In the year to June 2013, revenues dipped from £10.9m to £10.6m but there was a sharp recovery in the second half. Growth in the core wipes businesses has offset most of the decline in endoscopy cleaning products revenues and the ending of contract manufacture. The endoscopy revenues fell from £2.98m to £1.25m, while £1.4m of contract manufacturing revenues were lost. Both animal health and contamination control revenues grew strongly from a low base. There was also strong growth in international revenues. A loss of £1.75m was reported after £2.23m of non-recurring costs which were mainly non-cash write-downs.

Net cash was £509,000 at the end of June 2013 and this could rise to £900,000 in a year’s time. The dividend has been cut from 0.62p a share to 0.4p a share.
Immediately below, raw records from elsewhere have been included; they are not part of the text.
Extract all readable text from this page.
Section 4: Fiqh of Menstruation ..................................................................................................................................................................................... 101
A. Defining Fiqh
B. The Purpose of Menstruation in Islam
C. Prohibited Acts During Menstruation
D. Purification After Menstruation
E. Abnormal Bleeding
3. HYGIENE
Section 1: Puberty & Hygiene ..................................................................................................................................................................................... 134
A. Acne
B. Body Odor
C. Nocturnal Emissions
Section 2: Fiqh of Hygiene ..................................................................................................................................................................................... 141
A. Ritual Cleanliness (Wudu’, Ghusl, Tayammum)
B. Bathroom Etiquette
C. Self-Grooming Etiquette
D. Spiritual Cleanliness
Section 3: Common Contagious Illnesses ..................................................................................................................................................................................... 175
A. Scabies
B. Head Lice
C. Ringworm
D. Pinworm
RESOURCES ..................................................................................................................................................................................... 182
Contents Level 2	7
A recovery to 0.8p a share is forecast.

The Newmarket manufacturing facility has been increased from 22,000 square feet to 50,000 square feet.

A study has shown that Tristel Fuse, which is used to disinfect cystoscopes, is more cost effective than its rival Cidex OPA. The cost per procedure was $11.67, against $21.82 for Cidex and it also takes one-third of the time. This provides excellent marketing information for the product.

House broker finnCap forecasts a recovery in profit to £900,000 in the year to June 2014. Tax losses are running out so earnings per share will be lower.  At 30.5p a share, Tristel is valued at £12.2m. The shares are trading on 17 times prospective 2013-14 earnings.